They had met during understudy school. Both were talented artists and were thus preparing for their eventual entry into the University College of Design. He had first encountered her at a party one Friday night and was intrigued by her witty, sarcastic humor and his ability to see through the hard exterior she presented when he looked into her soft brown eyes. Drunk and uninhibited, the pair had ended up in bed together that night. The next morning, Runey was already preparing several excuses and ways to avoid future encounters with her, but then she rolled toward him, the sunlight playing on her messy chocolate hair and tiny gold lip ring, and somehow she was suddenly a visceral part of his life from that moment on.
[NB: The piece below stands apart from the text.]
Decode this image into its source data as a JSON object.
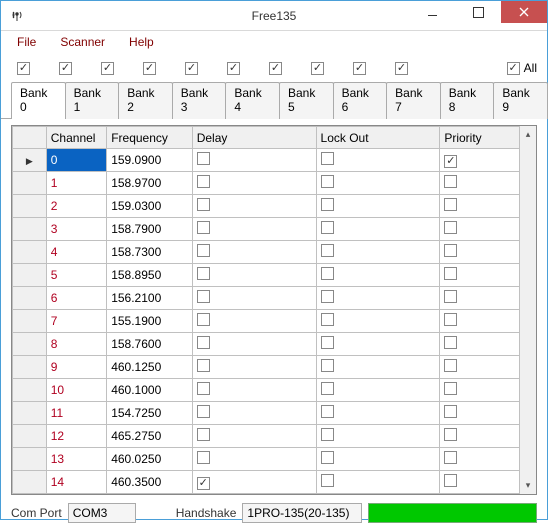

Runey meshed with Juleia effortlessly; his innate sense of perceiving moods and feelings in other people was the perfect implementation for the deep moods of Juleia. She was prone to jealousy, sadness and irritability, but Runey knew how to navigate those deep waters and just how to temper her worst spells and tease out the elements he loved—her immense capacity to love, her devoted loyalty, and her wild imagination.
However, as a perceiver of people, Runey was also quite aware that he was less invested in Juleia than she was in him; he could truly see that she would find it hard to live a fulfilled life without him, as he provided a weight to her lofty dreamer’s character. Runey subconsciously knew, and was finding out in that present moment, that life without Juleia would leave a part of him injured, but would not render all of him broken. This realization had always set him a bit on edge about the relationship as a whole, but it was a train of thought that he stowed away in his ever-processing mind. There were too many exciting things happening being a student at the University, and he loved sharing them with Juleia—it was easy and comfortable to banter back and forth about new project ideas, what professors they liked and which they didn’t, anything and everything else. They always laughed together and dreamed together, and that was what he loved about her, so he locked away the chiding voice of criticism in his mind and took no notice of it day by day.
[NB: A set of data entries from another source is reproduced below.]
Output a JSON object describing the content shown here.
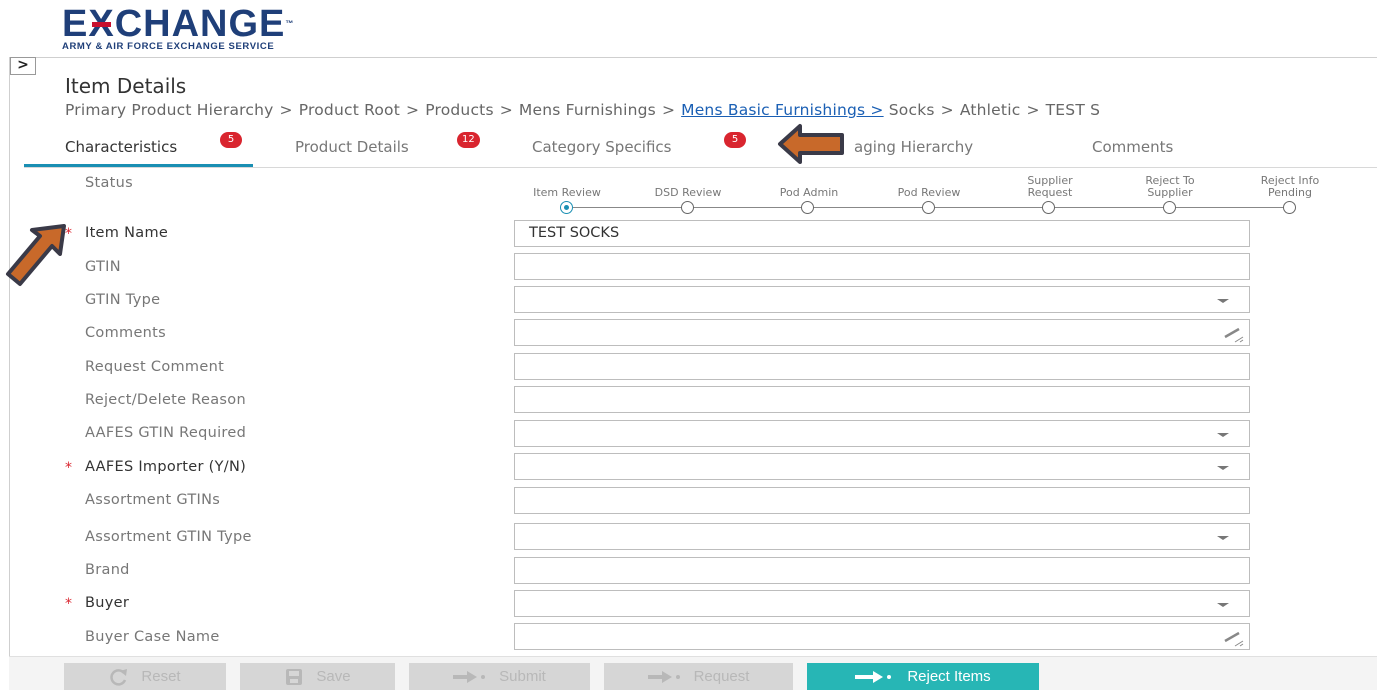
{
  "logo": {
    "main": "EXCHANGE",
    "tm": "™",
    "sub": "ARMY & AIR FORCE EXCHANGE SERVICE"
  },
  "toggle_label": ">",
  "page_title": "Item Details",
  "breadcrumb": {
    "items": [
      "Primary Product Hierarchy",
      "Product Root",
      "Products",
      "Mens Furnishings"
    ],
    "link": "Mens Basic Furnishings >",
    "tail": [
      "Socks",
      "Athletic",
      "TEST S"
    ],
    "separator": ">"
  },
  "tabs": [
    {
      "label": "Characteristics",
      "badge": "5"
    },
    {
      "label": "Product Details",
      "badge": "12"
    },
    {
      "label": "Category Specifics",
      "badge": "5"
    },
    {
      "label": "aging Hierarchy",
      "badge": ""
    },
    {
      "label": "Comments",
      "badge": ""
    }
  ],
  "status": {
    "label": "Status",
    "steps": [
      "Item Review",
      "DSD Review",
      "Pod Admin",
      "Pod Review",
      "Supplier Request",
      "Reject To Supplier",
      "Reject Info Pending"
    ],
    "active_index": 0
  },
  "form": {
    "item_name": {
      "label": "Item Name",
      "value": "TEST SOCKS",
      "required": true
    },
    "gtin": {
      "label": "GTIN",
      "value": ""
    },
    "gtin_type": {
      "label": "GTIN Type",
      "value": ""
    },
    "comments": {
      "label": "Comments",
      "value": ""
    },
    "request_comment": {
      "label": "Request Comment",
      "value": ""
    },
    "reject_delete_reason": {
      "label": "Reject/Delete Reason",
      "value": ""
    },
    "aafes_gtin_required": {
      "label": "AAFES GTIN Required",
      "value": ""
    },
    "aafes_importer": {
      "label": "AAFES Importer (Y/N)",
      "value": "",
      "required": true
    },
    "assortment_gtins": {
      "label": "Assortment GTINs",
      "value": ""
    },
    "assortment_gtin_type": {
      "label": "Assortment GTIN Type",
      "value": ""
    },
    "brand": {
      "label": "Brand",
      "value": ""
    },
    "buyer": {
      "label": "Buyer",
      "value": "",
      "required": true
    },
    "buyer_case_name": {
      "label": "Buyer Case Name",
      "value": ""
    }
  },
  "required_marker": "*",
  "buttons": {
    "reset": "Reset",
    "save": "Save",
    "submit": "Submit",
    "request": "Request",
    "reject_items": "Reject Items"
  },
  "colors": {
    "brand_blue": "#1f3f79",
    "accent_teal": "#1a8fb3",
    "primary_button": "#27b6b5",
    "badge_red": "#d9252f",
    "annotation_arrow": "#c8692a"
  }
}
He wished the voice was there now; a sprig of doubt in his mind could blossom into a full state of acceptance of his new situation—helping him prepare mentally for this assignment he had been given. Runey knew why the Professor and other in the Restorationists had chosen him for this task. It was for the very reasons that he had such a successful relationship with Juleia; Runey was very perceptive of people—he always had been. He barely had to be in a room with a person for a minute before he could tell more about them than they ever would have guessed. Body language and an inexplicable intuitiveness could tell him if a person was stressed or sad, happy or distracted; it was a very useful tool in building relationships, but it could also be used for manipulation. Runey could not see this falling in love business as anything but a manipulation, but that didn’t soften his resolve that he could accomplish it. His determination in the face of a challenge was the second factor that had landed him the assignment. Fiercely competitive and extremely motivated, Runey was more likely to put his full effort behind something that was labeled “a challenge.” This was why he was so successful with Juleia—she was a complicated puzzle of a person, and Runey enjoyed finding out how the myriad pieces fit together.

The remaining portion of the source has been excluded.